I saw these trees in the depths of the windswept Cambridgeshire Fens. It is that time of the year to retrace my well trodden ‘steps’ along the slow and winding cross-country train that runs between Liverpool and Norwich, collecting me en route at Sheffield and depositing me at Thetford. I didn’t have to change trains at Ely this time, staying on board the crowded and tatty two carriage Sprinter train all the way, watching the rolling countryside of South Yorkshire and Derbyshire slip away, and the flatter agricultural landscape of Cambridgeshire emerge. When Norfolk and Suffolk appear, the train follows a path more or less along the country border for a while, with one on the left and one on the right. Since I first started taking this train there has been a re-organisation of passenger train franchises, so my train will soon change colour and already has ceased to stop at the grim little town of Brandon. Brandon is in Suffolk, but the station is in Norfolk, just inside the boundary of the country in which I spent much of my childhood.
A day or two has passed, and I am hidden away beneath the warm and aromatic eaves of home. The kitchen has become a sensory hub; scents and smells permeate the whole house and collect up here beneath rainy Velux windows.
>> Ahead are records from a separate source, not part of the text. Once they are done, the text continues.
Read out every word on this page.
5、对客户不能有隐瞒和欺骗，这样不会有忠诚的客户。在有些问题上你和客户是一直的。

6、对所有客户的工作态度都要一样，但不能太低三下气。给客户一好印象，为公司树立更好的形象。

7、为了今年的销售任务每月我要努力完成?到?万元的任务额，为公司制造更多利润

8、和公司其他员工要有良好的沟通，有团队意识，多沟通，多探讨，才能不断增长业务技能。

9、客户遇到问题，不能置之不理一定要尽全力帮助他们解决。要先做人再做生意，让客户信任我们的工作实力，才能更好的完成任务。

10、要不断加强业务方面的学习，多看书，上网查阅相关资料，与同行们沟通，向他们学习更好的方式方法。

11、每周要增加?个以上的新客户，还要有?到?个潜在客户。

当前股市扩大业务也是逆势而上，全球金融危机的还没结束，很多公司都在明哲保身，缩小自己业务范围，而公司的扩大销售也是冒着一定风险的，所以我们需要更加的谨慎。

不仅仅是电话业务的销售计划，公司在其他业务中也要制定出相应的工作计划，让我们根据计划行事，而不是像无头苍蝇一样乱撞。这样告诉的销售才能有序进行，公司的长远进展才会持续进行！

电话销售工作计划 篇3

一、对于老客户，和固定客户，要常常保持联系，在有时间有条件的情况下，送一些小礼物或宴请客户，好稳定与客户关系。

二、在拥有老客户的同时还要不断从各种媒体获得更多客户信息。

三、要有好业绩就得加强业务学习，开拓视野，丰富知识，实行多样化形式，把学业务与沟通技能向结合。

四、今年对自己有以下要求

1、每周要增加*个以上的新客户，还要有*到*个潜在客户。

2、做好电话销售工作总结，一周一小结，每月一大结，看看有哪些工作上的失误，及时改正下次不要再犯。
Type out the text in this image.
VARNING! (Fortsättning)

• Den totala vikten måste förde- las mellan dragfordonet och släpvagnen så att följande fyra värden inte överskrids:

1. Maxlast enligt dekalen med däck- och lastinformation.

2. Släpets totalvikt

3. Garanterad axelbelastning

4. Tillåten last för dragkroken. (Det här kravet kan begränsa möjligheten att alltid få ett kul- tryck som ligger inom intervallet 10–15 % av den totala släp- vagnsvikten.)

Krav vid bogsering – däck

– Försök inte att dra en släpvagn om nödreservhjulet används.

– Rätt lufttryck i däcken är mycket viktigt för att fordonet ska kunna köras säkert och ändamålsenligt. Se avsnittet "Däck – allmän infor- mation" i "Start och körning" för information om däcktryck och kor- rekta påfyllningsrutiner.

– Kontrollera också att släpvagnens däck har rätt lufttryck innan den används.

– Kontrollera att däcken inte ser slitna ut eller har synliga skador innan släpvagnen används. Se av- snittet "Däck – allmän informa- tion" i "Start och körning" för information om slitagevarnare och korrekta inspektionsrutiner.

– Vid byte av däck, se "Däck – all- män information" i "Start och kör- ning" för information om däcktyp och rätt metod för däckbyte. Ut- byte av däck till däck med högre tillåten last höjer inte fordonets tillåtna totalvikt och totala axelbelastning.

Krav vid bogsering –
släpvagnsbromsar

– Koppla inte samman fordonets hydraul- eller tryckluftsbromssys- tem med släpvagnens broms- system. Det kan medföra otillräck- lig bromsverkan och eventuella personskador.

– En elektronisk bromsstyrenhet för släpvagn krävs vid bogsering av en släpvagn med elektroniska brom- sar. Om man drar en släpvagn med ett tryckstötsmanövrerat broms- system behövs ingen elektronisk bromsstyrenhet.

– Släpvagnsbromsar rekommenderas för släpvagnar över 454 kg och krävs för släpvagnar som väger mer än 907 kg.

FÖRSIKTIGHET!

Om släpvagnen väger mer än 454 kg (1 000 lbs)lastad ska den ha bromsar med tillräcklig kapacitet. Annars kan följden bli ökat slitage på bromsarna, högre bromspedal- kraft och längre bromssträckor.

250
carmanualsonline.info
The living room is no longer decorated with torn wrapping paper, but side tables and sofas are now laden with new books and Christmas treats. In between meals we retreat to our most comfortable spot to read the books we have just given others and to muse on whether or not it’s too early in the day for a Christmas tipple (it never is).
On the recommendation of a greatly trusted acquaintance, I’m reading the paperback Solitude by Anthony Storr, a fellow old boy of ‘the other place’. It provides delightful and well argued justification for the questioning of the psychoanalytic assumption that all human psychology depends on the interaction of humans with others. We are, it seems, quite adept at confounding Freud and being extremely content on our own.
As an accompaniment to this book and to my occasional online sorties, I’ve been listening to the three hour long documentaries of Glenn Gould that form The Solitude Trilogy. At this seasonal period of retreat and contemplation, I have withdrawn from the bigger and louder scene, and quietly consider the rapidly recurring concept of solitude. It seems appropriate, perhaps even dramatically so. A line of trees noticed from my moving train and the sounds of a train rumbling north to Churchill (overlaid by Gould with the counterpoint-ing voices of his interviewees) returns me in spirit to the frozen north.
Seasons greetings to everyone who finds the time and perhaps even solitude to read this. I’m thinking of you all today, and hoping you find the peace and quiet that today should bring.